CNBC contributor Ron Insana worries that “a meaningful correction of 10 to 15 percent” for U.S. stocks is certainly possible, “as Wall Street weathers storms that are blowing onshore from around the world.”
In a commentary for CNBC, Insana
admits he is “more cautious about our market than I have been in quite some time.”
He cites his concern about the plunge in China’s stock markets and the collapse of many commodity prices this year.
“And while U.S. markets are not terribly far off their highs, and have traded in an extremely tight range this year, the technical deterioration in U.S. stocks has been, literally, ‘breadth-taking,’” he wrote.

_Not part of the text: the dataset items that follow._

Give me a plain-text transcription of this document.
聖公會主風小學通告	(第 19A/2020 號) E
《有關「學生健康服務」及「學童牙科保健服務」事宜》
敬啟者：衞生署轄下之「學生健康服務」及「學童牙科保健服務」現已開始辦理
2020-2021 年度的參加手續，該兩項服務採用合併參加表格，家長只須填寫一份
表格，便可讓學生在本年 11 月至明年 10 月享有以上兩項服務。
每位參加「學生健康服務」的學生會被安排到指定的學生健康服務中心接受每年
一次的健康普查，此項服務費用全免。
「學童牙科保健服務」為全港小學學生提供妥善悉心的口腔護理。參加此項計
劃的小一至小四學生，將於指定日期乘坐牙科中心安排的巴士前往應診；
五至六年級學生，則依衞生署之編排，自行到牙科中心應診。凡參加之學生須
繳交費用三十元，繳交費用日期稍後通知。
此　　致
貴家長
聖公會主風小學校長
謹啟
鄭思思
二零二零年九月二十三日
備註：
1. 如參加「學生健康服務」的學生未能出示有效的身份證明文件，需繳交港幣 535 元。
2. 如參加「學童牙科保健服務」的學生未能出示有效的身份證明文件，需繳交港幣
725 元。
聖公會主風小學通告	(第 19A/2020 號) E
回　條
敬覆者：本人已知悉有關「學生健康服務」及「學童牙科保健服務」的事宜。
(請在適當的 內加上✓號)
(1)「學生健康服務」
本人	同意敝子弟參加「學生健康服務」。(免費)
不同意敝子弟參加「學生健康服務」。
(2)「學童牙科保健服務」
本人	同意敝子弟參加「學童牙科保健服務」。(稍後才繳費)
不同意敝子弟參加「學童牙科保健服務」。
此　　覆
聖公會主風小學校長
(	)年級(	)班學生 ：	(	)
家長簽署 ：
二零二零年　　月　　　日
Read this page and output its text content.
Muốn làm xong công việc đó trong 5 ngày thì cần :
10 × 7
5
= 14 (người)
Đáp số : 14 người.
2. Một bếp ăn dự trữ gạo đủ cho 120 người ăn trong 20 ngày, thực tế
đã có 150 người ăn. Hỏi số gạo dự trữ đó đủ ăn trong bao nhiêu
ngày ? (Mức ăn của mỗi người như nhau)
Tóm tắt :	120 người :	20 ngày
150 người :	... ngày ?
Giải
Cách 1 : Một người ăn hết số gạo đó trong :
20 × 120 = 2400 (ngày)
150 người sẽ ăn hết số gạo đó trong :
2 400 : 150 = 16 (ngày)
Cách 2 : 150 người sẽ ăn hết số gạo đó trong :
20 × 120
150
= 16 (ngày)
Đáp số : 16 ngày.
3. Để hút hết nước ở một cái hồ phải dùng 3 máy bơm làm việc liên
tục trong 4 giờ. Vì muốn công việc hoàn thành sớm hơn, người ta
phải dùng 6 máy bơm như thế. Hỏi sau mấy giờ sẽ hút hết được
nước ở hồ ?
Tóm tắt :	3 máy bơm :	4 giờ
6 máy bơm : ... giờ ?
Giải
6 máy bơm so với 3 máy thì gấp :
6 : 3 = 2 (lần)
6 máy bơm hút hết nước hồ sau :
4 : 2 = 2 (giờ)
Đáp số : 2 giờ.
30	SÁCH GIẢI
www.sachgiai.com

“It certainly seems that the market's composition, leadership, and external forces, do not support predictions of a late summer rally,” he said.
So his advice to investors?
“I would recommend taking profits and putting on some protective hedges against a long-only portfolio,” he said.
“Markets often climb a wall of worry and this market looks like its legs are weakening as it struggles to make it over the wall.”
Thus far, the stock market has been able to withstand the Greek debt crisis and the likely beginning of Federal Reserve interest rate increases this year, with the S&P 500 index fluctuating less than 2 percent below its record high.
But the market's footing is fragile, says James Paulsen, chief investment strategist for Wells Capital Management.
Acknowledging the upswing in stocks, Paulsen said the market could go higher in the short term.
"But we may get a full blown correction yet," he warned CNBC
, pointing out it's been "third-longest period in post-war history without a correction."
And some experts wonder if time and luck aren't running out for U.S. markets. There hasn't been a correction (or drop of 10 percent) in almost four years, writes Paul R. La Monica, digital reporter for CNNMoney.
“Since October 2011, the market has rebounded every time dips threatened to become full-blown corrections. That may be happening once again,” he writes.
“Grexit fears rattled investors ... but not so much to send stocks down 10 percent. Worries about China have not yet led to a big sell-off. Neither have concerns about the strong dollar, plunging oil prices, the likelihood of a Fed rate hike or ho-hum earnings reports.”